Fotos von Arno Laber - Sony SLT-A57, 100 mm 


Zum Abschluss des ersten Tages betrachteten wir die Eifel vom Kalvarienberg aus. Vom Gipfel kann man links und rechts die Wacholder-Trockenhänge sehen. Ich glaube, das war für alle sehr beeindruckend. Auch hier gibt es viele Orchideen zu sehen, Schmetterlinge in diesem Jahr leider nicht. Wie überall ist es auch in der Eifel ein sehr schlechtes Schmetterlingsjahr.


Fotos von Michael Auer - Nikon D610, 105 mm


Am zweiten Tag fuhren wir in ein anderes Habitat des Seidenbachtals. Hier ist eine über 150 Jahre alte Süntelbuche zu sehen. Schmetterlinge fanden wir leider auch hier nicht. Zum Abschluss besuchten wir noch das Schafsbachtal. Für jeden Botaniker ein Genuss ... langgezogene Feuchtwiesen mit Beständen des Wiesenknöterich, Teufelskralle und vielem mehr. Highlights waren hier die Bachnelkenwurz und der gelbe Fingerhut. Im Talboden fand Michael Basaltgestein, der den Kalkboden ablöst. Hier konnten wir auch einige Widderchen ( Tymian, Grün, Sechspunkt und Beilfleck Widderchen) fotografieren. In den Feuchtwiesen kommt der sehr seltene Lilagold-Feuerfalter vor.  An den Talhängen fliegen der Kleine und der Große Schillerfalter, der Kleine Eisvogel und viele mehr.

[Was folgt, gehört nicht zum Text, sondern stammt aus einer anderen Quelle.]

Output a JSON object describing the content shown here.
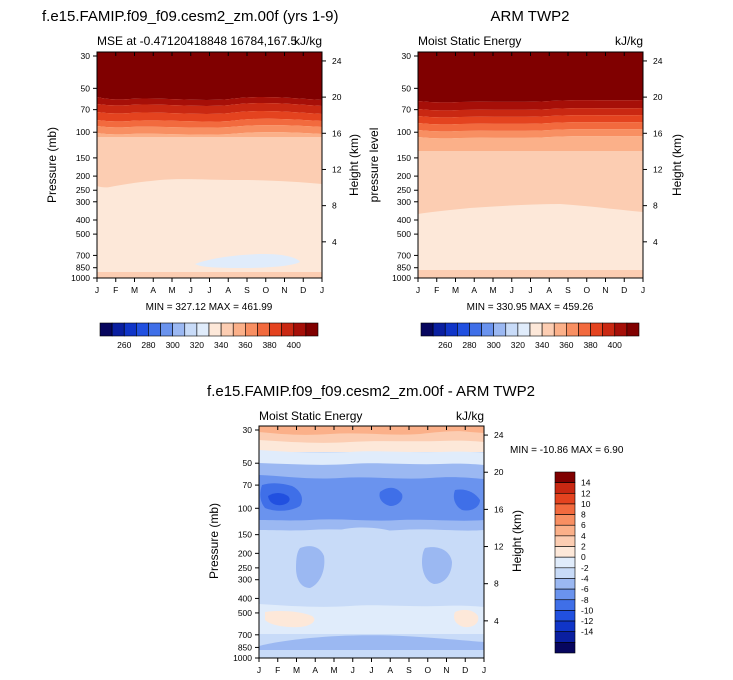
{
  "colors": {
    "fill_scale": [
      "#07065e",
      "#0a1fa0",
      "#1035c8",
      "#2150e0",
      "#3f6fe8",
      "#6a93ee",
      "#9bb8f2",
      "#c8dbf8",
      "#e0ecfb",
      "#fde8d9",
      "#fccdb2",
      "#fbb089",
      "#f88f62",
      "#f26a3e",
      "#e4431f",
      "#c92812",
      "#a60f08",
      "#800000"
    ],
    "diff_scale": [
      "#07065e",
      "#0a1fa0",
      "#1035c8",
      "#2150e0",
      "#3f6fe8",
      "#6a93ee",
      "#9bb8f2",
      "#c8dbf8",
      "#e0ecfb",
      "#fde8d9",
      "#fccdb2",
      "#fbb089",
      "#f88f62",
      "#f26a3e",
      "#e4431f",
      "#c92812",
      "#800000"
    ]
  },
  "axes": {
    "months": [
      "J",
      "F",
      "M",
      "A",
      "M",
      "J",
      "J",
      "A",
      "S",
      "O",
      "N",
      "D",
      "J"
    ],
    "pressure_ticks": [
      "30",
      "50",
      "70",
      "100",
      "150",
      "200",
      "250",
      "300",
      "400",
      "500",
      "700",
      "850",
      "1000"
    ],
    "pressure_values": [
      30,
      50,
      70,
      100,
      150,
      200,
      250,
      300,
      400,
      500,
      700,
      850,
      1000
    ],
    "height_ticks": [
      "24",
      "20",
      "16",
      "12",
      "8",
      "4"
    ],
    "height_values": [
      24,
      20,
      16,
      12,
      8,
      4
    ]
  },
  "panels": [
    {
      "id": "model",
      "title": "f.e15.FAMIP.f09_f09.cesm2_zm.00f (yrs 1-9)",
      "left_label": "MSE at -0.47120418848 16784,167.5",
      "right_label": "kJ/kg",
      "ylabel": "Pressure (mb)",
      "y2label": "Height (km)",
      "stats": "MIN = 327.12 MAX = 461.99"
    },
    {
      "id": "obs",
      "title": "ARM TWP2",
      "left_label": "Moist Static Energy",
      "right_label": "kJ/kg",
      "ylabel": "pressure level",
      "y2label": "Height (km)",
      "stats": "MIN = 330.95 MAX = 459.26"
    },
    {
      "id": "diff",
      "title": "f.e15.FAMIP.f09_f09.cesm2_zm.00f - ARM TWP2",
      "left_label": "Moist Static Energy",
      "right_label": "kJ/kg",
      "ylabel": "Pressure (mb)",
      "y2label": "Height (km)",
      "stats": "MIN = -10.86 MAX =  6.90"
    }
  ],
  "colorbar_full": {
    "labels": [
      "260",
      "280",
      "300",
      "320",
      "340",
      "360",
      "380",
      "400"
    ]
  },
  "colorbar_diff": {
    "labels": [
      "14",
      "12",
      "10",
      "8",
      "6",
      "4",
      "2",
      "0",
      "-2",
      "-4",
      "-6",
      "-8",
      "-10",
      "-12",
      "-14"
    ]
  },
  "chart_data": [
    {
      "type": "heatmap",
      "title": "f.e15.FAMIP.f09_f09.cesm2_zm.00f (yrs 1-9)",
      "xlabel": "",
      "ylabel": "Pressure (mb)",
      "y2label": "Height (km)",
      "x": [
        "J",
        "F",
        "M",
        "A",
        "M",
        "J",
        "J",
        "A",
        "S",
        "O",
        "N",
        "D",
        "J"
      ],
      "y": [
        30,
        50,
        70,
        100,
        150,
        200,
        250,
        300,
        400,
        500,
        700,
        850,
        1000
      ],
      "log_y": true,
      "color_levels": [
        260,
        270,
        280,
        290,
        300,
        310,
        320,
        330,
        340,
        350,
        360,
        370,
        380,
        390,
        400
      ],
      "min": 327.12,
      "max": 461.99,
      "values_kJkg": [
        [
          410,
          410,
          410,
          410,
          410,
          410,
          410,
          410,
          410,
          410,
          410,
          410,
          410
        ],
        [
          395,
          398,
          400,
          402,
          402,
          400,
          398,
          398,
          400,
          402,
          400,
          397,
          395
        ],
        [
          375,
          378,
          382,
          385,
          385,
          382,
          378,
          378,
          382,
          385,
          382,
          378,
          375
        ],
        [
          355,
          358,
          360,
          362,
          362,
          360,
          358,
          358,
          360,
          362,
          360,
          357,
          355
        ],
        [
          345,
          345,
          346,
          346,
          346,
          346,
          346,
          346,
          346,
          346,
          346,
          345,
          345
        ],
        [
          345,
          345,
          346,
          346,
          346,
          346,
          346,
          346,
          346,
          346,
          346,
          345,
          345
        ],
        [
          338,
          340,
          340,
          341,
          341,
          341,
          341,
          341,
          341,
          341,
          341,
          340,
          338
        ],
        [
          336,
          336,
          336,
          336,
          336,
          336,
          336,
          336,
          336,
          336,
          336,
          336,
          336
        ],
        [
          335,
          335,
          335,
          335,
          335,
          335,
          335,
          335,
          335,
          335,
          335,
          335,
          335
        ],
        [
          335,
          335,
          335,
          335,
          335,
          335,
          335,
          335,
          335,
          335,
          335,
          335,
          335
        ],
        [
          335,
          335,
          335,
          335,
          328,
          328,
          328,
          328,
          328,
          328,
          335,
          335,
          335
        ],
        [
          335,
          335,
          335,
          335,
          335,
          335,
          335,
          335,
          335,
          335,
          335,
          335,
          335
        ],
        [
          345,
          345,
          345,
          345,
          345,
          345,
          345,
          345,
          345,
          345,
          345,
          345,
          345
        ]
      ]
    },
    {
      "type": "heatmap",
      "title": "ARM TWP2",
      "ylabel": "pressure level",
      "y2label": "Height (km)",
      "x": [
        "J",
        "F",
        "M",
        "A",
        "M",
        "J",
        "J",
        "A",
        "S",
        "O",
        "N",
        "D",
        "J"
      ],
      "y": [
        30,
        50,
        70,
        100,
        150,
        200,
        250,
        300,
        400,
        500,
        700,
        850,
        1000
      ],
      "log_y": true,
      "color_levels": [
        260,
        270,
        280,
        290,
        300,
        310,
        320,
        330,
        340,
        350,
        360,
        370,
        380,
        390,
        400
      ],
      "min": 330.95,
      "max": 459.26,
      "values_kJkg": [
        [
          410,
          410,
          410,
          410,
          410,
          410,
          410,
          410,
          410,
          410,
          410,
          410,
          410
        ],
        [
          395,
          396,
          398,
          400,
          400,
          398,
          396,
          396,
          398,
          400,
          398,
          396,
          395
        ],
        [
          375,
          376,
          380,
          383,
          383,
          380,
          376,
          376,
          380,
          383,
          380,
          376,
          375
        ],
        [
          355,
          356,
          358,
          360,
          360,
          358,
          356,
          356,
          358,
          360,
          358,
          356,
          355
        ],
        [
          345,
          345,
          345,
          345,
          345,
          345,
          345,
          345,
          345,
          345,
          345,
          345,
          345
        ],
        [
          345,
          345,
          345,
          345,
          345,
          345,
          345,
          345,
          345,
          345,
          345,
          345,
          345
        ],
        [
          341,
          341,
          341,
          341,
          341,
          341,
          341,
          341,
          341,
          341,
          341,
          341,
          341
        ],
        [
          338,
          338,
          338,
          338,
          338,
          338,
          338,
          338,
          338,
          338,
          338,
          338,
          338
        ],
        [
          335,
          335,
          335,
          335,
          335,
          335,
          335,
          335,
          335,
          335,
          335,
          335,
          335
        ],
        [
          335,
          335,
          335,
          335,
          335,
          335,
          335,
          335,
          335,
          335,
          335,
          335,
          335
        ],
        [
          335,
          335,
          335,
          335,
          335,
          335,
          335,
          335,
          335,
          335,
          335,
          335,
          335
        ],
        [
          335,
          335,
          335,
          335,
          335,
          335,
          335,
          335,
          335,
          335,
          335,
          335,
          335
        ],
        [
          345,
          345,
          345,
          345,
          345,
          345,
          345,
          345,
          345,
          345,
          345,
          345,
          345
        ]
      ]
    },
    {
      "type": "heatmap",
      "title": "f.e15.FAMIP.f09_f09.cesm2_zm.00f - ARM TWP2",
      "ylabel": "Pressure (mb)",
      "y2label": "Height (km)",
      "x": [
        "J",
        "F",
        "M",
        "A",
        "M",
        "J",
        "J",
        "A",
        "S",
        "O",
        "N",
        "D",
        "J"
      ],
      "y": [
        30,
        50,
        70,
        100,
        150,
        200,
        250,
        300,
        400,
        500,
        700,
        850,
        1000
      ],
      "log_y": true,
      "color_levels": [
        -14,
        -12,
        -10,
        -8,
        -6,
        -4,
        -2,
        0,
        2,
        4,
        6,
        8,
        10,
        12,
        14
      ],
      "min": -10.86,
      "max": 6.9,
      "values_kJkg": [
        [
          3,
          3,
          3,
          3,
          3,
          3,
          3,
          3,
          3,
          3,
          3,
          4,
          3
        ],
        [
          1,
          1,
          1,
          1,
          1,
          1,
          1,
          1,
          1,
          1,
          1,
          1,
          1
        ],
        [
          -5,
          -7,
          -6,
          -5,
          -4,
          -5,
          -6,
          -7,
          -6,
          -5,
          -5,
          -6,
          -5
        ],
        [
          -5,
          -6,
          -6,
          -5,
          -4,
          -5,
          -5,
          -6,
          -5,
          -5,
          -5,
          -6,
          -5
        ],
        [
          -3,
          -3,
          -3,
          -3,
          -2,
          -1,
          -1,
          -1,
          -2,
          -3,
          -3,
          -3,
          -3
        ],
        [
          -3,
          -3,
          -3,
          -3,
          -2,
          -1,
          -1,
          -1,
          -2,
          -3,
          -3,
          -3,
          -3
        ],
        [
          -3,
          -3,
          -3,
          -3,
          -2,
          -1,
          -1,
          -1,
          -2,
          -3,
          -3,
          -3,
          -3
        ],
        [
          -3,
          -3,
          -3,
          -3,
          -2,
          -1,
          -1,
          -1,
          -2,
          -3,
          -3,
          -3,
          -3
        ],
        [
          -3,
          -3,
          -3,
          -3,
          -3,
          -2,
          -2,
          -2,
          -3,
          -3,
          -3,
          -3,
          -3
        ],
        [
          -1,
          -1,
          -1,
          -1,
          -1,
          -1,
          -1,
          -1,
          -1,
          -1,
          -1,
          -1,
          -1
        ],
        [
          1,
          1,
          -1,
          -1,
          -1,
          -1,
          -1,
          -1,
          -1,
          -1,
          -1,
          1,
          1
        ],
        [
          -3,
          -3,
          -3,
          -3,
          -3,
          -3,
          -3,
          -3,
          -3,
          -3,
          -3,
          -3,
          -3
        ],
        [
          -1,
          -1,
          -1,
          -1,
          -1,
          -1,
          -1,
          -1,
          -1,
          -1,
          -1,
          -1,
          -1
        ]
      ]
    }
  ]
}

Fotos von Michael Linnenbach - Canon 70D, Makro 100 mm/2.8


Es war ein wunderschönes Wochenende mit vielen schönen Erlebnissen und sehr sympathischen Menschen, letzeres für mich das persönliche Highlight des Wochenendes. Wir alle waren uns einig: Das werden wir wiederholen. :-) Ich bedanke mich ganz herzlich bei Michael Linnenbach und seiner Frau Claudia, Christiane Gallinat mit Rainer, Arno Laber und Michael Auer für ihren Besuch und dieses tolle,  erlebnisreiche Wochenende.


Ich hoffe, dass euch dieser Bericht gefällt und freue mich schon auf eure Kommentare!